Les premières grosses pluies de la saison ont servi de révélateur immédiat. En l’espace de quelques averses soutenues, le tissu urbain s’est retrouvé confronté à ses limites structurelles. Là où l’on attendait un simple épisode pluvieux de début de saison, c’est un véritable stress test grandeur nature qui s’est imposé, sans préavis.

Dès le début des précipitations, les quartiers les plus sensibles ont vu réapparaître les habituelles accumulations d’eau, parfois en quelques dizaines de minutes seulement. Les canaux, encore partiellement encombrés malgré la période sèche, ont rapidement montré des signes de saturation. Quant aux axes routiers, ils se sont transformés en couloirs de progression prudente, où automobilistes et usagers n’avaient d’autre choix que d’alterner vigilance et patience.

Certaines portions de route ont particulièrement souffert avec l’élargissement de certaines fissures, la mise en lumière de certains nids-de-poule, la présence de flaques profondes rendant certains carrefours difficilement lisibles. Les portions pavées, pour ne citer que celle entre Ankadimbahoaka et Tsimbazaza, font le malheur des automobilistes ces derniers jours. 

En clair, la pluie, en tombant avec régularité, a souligné chaque faiblesse de l’infrastructure comme un surligneur implacable. Rien de dramatique, mais suffisamment significatif pour rappeler que la saison humide ne négocie jamais avec les fragilités.

Ce qui se passe possède toutefois une valeur informative rare. Les premières grandes pluies de l’année agissent comme un révélateur technique. En effet, elles montrent ce qui résiste, ce qui cède et ce qui mérite davantage d’attention. Les zones où l’eau stagne ne sont pas seulement des désagréments provisoires ; elles dessinent, année après année, la cartographie des points critiques. Elles rappellent aussi à quel point l’entretien régulier, la planification urbaine et l’anticipation des épisodes météorologiques extrêmes deviennent incontournables.

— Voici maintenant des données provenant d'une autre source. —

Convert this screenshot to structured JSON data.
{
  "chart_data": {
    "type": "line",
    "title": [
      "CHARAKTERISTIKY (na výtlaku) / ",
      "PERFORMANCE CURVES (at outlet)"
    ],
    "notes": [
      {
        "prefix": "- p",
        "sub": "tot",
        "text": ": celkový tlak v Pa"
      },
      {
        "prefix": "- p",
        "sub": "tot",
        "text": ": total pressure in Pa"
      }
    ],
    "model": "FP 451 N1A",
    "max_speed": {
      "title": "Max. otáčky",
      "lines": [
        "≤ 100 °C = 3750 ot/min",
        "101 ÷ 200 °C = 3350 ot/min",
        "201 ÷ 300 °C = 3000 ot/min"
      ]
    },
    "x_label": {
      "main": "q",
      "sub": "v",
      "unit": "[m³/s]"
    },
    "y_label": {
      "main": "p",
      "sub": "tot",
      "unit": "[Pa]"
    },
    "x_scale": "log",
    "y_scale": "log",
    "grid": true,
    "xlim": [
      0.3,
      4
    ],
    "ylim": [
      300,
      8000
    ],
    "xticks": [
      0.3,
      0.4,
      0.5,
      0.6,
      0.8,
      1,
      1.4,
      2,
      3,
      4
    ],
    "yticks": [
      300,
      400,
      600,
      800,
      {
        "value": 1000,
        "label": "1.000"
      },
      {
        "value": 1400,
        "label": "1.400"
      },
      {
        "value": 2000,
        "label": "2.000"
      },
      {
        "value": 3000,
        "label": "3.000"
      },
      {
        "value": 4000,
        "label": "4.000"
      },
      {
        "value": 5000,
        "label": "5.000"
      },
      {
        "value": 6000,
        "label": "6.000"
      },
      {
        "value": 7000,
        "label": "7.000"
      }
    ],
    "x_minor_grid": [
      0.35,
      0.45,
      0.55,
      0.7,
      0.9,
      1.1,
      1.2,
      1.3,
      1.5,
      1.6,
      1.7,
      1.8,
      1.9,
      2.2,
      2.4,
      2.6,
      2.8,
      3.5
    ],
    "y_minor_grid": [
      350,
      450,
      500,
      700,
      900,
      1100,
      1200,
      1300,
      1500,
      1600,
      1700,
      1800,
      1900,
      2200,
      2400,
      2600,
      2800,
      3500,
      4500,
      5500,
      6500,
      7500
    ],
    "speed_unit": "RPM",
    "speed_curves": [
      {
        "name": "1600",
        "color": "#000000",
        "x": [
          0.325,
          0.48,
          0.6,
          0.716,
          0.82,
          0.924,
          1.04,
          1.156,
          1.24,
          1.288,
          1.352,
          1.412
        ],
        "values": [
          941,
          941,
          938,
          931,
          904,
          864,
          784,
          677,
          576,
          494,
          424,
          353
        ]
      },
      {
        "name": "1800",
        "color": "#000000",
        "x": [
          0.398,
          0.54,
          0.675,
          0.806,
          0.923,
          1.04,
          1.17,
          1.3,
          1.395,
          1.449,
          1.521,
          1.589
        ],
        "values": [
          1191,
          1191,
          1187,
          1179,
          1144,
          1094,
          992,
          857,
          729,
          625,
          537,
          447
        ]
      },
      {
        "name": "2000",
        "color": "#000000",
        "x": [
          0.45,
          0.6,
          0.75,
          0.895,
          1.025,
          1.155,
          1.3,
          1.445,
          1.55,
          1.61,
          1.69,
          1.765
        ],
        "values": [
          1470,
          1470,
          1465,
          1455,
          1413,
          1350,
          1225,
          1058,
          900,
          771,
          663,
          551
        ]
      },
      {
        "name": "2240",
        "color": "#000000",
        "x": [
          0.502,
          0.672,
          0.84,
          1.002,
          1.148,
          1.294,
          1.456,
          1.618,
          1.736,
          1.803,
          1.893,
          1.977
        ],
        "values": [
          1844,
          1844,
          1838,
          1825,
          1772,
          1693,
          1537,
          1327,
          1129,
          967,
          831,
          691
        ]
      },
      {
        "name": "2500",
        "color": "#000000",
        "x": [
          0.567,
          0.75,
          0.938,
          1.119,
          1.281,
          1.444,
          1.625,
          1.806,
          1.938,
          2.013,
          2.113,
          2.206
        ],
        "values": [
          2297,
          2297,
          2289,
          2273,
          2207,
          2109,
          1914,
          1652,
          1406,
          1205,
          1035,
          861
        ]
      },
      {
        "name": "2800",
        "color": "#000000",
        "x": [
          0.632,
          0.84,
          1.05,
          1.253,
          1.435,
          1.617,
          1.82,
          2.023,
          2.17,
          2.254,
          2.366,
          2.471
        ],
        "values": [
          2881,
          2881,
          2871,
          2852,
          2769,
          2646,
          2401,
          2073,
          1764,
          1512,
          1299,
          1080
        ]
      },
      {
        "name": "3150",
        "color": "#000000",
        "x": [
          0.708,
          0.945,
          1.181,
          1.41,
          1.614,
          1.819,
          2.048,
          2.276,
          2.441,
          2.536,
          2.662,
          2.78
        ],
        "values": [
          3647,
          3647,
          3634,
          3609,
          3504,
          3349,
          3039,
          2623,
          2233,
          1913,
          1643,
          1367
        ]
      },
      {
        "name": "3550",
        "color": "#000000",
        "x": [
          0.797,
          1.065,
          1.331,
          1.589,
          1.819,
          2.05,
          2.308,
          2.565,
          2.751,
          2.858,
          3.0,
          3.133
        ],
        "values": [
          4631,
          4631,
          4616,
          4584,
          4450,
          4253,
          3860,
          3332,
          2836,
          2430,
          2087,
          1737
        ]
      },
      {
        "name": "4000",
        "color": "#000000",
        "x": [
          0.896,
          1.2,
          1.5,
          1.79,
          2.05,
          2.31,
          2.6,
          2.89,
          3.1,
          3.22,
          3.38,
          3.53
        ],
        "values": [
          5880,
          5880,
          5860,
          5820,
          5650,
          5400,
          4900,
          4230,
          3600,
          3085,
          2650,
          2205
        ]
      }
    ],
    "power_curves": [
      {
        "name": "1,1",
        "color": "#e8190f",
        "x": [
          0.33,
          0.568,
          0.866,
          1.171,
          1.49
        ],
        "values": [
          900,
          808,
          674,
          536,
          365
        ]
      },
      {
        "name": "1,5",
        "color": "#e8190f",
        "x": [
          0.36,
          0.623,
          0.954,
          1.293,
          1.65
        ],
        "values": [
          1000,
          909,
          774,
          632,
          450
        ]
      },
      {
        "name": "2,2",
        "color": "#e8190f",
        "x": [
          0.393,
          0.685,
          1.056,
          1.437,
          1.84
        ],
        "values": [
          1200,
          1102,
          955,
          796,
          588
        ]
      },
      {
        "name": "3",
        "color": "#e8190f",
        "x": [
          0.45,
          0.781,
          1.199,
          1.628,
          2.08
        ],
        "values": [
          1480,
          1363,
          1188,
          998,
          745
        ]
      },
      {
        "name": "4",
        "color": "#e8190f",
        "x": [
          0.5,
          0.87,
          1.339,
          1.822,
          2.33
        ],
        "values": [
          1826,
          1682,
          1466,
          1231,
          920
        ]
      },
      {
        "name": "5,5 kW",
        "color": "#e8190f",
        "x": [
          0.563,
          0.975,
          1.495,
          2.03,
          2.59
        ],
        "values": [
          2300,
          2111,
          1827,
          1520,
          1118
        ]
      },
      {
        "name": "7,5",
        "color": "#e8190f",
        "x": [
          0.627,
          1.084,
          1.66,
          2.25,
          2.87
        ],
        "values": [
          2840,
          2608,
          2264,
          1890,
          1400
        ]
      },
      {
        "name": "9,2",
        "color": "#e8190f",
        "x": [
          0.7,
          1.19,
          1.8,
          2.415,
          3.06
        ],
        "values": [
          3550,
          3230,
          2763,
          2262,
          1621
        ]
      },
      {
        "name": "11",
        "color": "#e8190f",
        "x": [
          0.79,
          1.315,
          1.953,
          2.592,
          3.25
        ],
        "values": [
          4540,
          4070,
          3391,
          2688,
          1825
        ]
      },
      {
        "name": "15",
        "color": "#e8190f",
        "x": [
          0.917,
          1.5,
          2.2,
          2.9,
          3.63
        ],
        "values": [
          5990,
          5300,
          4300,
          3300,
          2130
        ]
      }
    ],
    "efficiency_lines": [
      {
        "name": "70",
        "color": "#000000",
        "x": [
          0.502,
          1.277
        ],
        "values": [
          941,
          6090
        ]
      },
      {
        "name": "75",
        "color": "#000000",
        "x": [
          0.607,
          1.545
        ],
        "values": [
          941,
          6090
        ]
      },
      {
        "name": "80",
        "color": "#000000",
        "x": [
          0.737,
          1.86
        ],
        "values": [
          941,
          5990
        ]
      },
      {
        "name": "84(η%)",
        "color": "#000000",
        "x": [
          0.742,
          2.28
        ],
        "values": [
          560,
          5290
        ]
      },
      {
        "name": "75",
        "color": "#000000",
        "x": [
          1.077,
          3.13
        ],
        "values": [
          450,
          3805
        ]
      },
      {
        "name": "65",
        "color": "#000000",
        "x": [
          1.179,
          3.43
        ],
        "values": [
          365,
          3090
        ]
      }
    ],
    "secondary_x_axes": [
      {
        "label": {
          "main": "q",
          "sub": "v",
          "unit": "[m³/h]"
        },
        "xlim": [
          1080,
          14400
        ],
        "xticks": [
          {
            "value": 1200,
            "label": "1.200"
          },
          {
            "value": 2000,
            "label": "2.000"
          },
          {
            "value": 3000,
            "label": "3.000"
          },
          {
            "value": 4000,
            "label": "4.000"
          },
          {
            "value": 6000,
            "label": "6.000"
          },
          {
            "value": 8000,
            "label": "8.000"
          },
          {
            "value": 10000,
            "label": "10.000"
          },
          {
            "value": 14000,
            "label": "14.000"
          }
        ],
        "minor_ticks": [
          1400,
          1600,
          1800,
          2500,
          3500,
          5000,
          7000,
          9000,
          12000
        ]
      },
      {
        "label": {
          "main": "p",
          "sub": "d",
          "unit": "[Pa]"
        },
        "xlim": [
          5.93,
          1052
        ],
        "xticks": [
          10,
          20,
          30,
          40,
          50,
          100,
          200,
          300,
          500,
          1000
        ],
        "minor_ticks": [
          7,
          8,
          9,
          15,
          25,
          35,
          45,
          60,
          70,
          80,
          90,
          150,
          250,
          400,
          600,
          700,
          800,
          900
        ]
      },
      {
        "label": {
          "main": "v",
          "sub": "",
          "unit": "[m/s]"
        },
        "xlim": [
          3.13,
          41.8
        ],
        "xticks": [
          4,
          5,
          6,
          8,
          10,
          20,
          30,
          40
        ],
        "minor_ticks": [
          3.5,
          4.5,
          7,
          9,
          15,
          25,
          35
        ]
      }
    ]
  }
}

Au-delà des désagréments visibles, ces précipitations inaugurales soulèvent des questions de fond. Comment renforcer la résilience du réseau de drainage ? Comment mieux gérer la montée en puissance d’événements climatiques de plus en plus imprévisibles?   Et surtout, comment faire en sorte que ces premières pluies ne soient plus systématiquement synonymes d’alerte précoce ?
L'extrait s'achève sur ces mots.